Nov. 13, 2007 — St. Thomas got a deluge of rain Tuesday, but St. John and St. Croix had only gray skies, said Ernesto Morales, a meteorologist at the National Weather Service in San Juan, Puerto Rico.
"They got one to two inches at the airport on St. Thomas," Morales said late Tuesday afternoon.
Charlotte Amalie and other parts of St. Thomas also experienced heavy rain. Emergency vehicle sirens screamed in frustration with the bottlenecks created by the convergence of taxis, tourists, umbrellas and rivers of water flowing over curbs in downtown Charlotte Amalie Tuesday afternoon. People caught without umbrellas or raincoats huddled close to shop doors and jammed the covered area in front of the Emancipation Station Post Office waiting out the heavy downpour.
Streams born of the deluge rushed down Mafolie Hill, where debris in the road created waist-high fountains of water that shot straight up and sprayed the side window glass of passing vehicles.
The flooding began Tuesday morning, said Sh'reen Arri, who works at the St. Thomas/St. John Chamber of Commerce office in downtown Charlotte Amalie.
"I didn't go out," she said, laughing.
No one could be reached at the V.I. Territorial Emergency Management Agency for more information on damage around St. Thomas.

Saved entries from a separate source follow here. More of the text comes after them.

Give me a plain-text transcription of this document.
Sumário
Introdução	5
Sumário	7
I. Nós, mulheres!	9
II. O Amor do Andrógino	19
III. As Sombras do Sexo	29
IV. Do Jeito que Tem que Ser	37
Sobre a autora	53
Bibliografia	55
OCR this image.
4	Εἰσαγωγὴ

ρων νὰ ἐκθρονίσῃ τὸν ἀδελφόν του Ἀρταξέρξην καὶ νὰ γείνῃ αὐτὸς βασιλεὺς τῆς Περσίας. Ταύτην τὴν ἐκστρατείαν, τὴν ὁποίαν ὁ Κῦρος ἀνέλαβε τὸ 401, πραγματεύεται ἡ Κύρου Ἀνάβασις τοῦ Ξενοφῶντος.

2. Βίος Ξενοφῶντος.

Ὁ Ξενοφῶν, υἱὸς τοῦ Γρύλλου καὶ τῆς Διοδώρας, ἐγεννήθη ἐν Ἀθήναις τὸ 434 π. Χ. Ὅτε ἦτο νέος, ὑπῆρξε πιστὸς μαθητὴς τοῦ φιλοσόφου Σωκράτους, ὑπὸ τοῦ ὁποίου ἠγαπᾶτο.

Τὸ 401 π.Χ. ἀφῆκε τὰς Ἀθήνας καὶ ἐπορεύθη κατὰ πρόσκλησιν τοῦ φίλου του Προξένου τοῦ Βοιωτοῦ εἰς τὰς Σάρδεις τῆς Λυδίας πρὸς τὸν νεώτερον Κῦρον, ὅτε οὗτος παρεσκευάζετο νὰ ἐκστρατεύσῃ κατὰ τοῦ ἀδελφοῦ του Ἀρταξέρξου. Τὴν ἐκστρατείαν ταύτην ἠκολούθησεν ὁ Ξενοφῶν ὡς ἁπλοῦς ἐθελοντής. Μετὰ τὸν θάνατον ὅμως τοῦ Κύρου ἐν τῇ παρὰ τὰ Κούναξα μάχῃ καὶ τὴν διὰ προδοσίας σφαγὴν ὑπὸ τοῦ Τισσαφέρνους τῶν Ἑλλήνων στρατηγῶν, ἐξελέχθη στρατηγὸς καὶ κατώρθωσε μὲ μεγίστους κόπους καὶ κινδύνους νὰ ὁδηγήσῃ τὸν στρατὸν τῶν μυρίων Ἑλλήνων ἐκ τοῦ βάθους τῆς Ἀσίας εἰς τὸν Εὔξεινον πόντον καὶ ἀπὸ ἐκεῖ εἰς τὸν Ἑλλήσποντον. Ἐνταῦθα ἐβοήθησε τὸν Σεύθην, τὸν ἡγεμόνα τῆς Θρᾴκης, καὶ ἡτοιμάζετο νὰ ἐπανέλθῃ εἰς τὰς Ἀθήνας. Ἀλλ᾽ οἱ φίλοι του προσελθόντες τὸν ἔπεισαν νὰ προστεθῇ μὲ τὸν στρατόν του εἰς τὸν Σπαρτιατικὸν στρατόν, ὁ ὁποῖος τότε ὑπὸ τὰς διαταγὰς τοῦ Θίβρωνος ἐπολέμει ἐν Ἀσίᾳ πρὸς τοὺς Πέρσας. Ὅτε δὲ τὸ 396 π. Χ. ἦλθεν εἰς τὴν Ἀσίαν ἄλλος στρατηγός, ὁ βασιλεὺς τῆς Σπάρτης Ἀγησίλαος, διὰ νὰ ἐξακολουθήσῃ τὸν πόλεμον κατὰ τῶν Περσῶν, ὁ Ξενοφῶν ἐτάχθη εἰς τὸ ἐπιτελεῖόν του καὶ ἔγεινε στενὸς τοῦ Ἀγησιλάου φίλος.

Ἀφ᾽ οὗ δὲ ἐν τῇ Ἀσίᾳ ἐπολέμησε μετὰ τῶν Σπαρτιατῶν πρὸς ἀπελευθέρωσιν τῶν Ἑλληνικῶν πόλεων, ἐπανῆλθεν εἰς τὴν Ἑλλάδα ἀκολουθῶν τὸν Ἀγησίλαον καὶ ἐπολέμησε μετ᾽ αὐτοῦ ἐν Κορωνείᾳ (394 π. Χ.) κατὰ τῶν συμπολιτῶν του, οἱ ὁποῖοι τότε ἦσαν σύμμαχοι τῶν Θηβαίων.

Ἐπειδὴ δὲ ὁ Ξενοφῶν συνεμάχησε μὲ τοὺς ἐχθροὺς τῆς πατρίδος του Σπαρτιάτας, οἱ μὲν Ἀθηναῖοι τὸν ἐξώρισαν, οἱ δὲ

The rain is the result of an old frontal boundary sitting north of Puerto Rico, Morales said. It will lift to the north over the next 24 hours, resulting in drier weather, he said.
"We've had unstable weather the last couple of days," he said.
However, he said some more showers will arrive Saturday and Saturday night.
Editor's note: Shaun A. Pennington contributed to this story.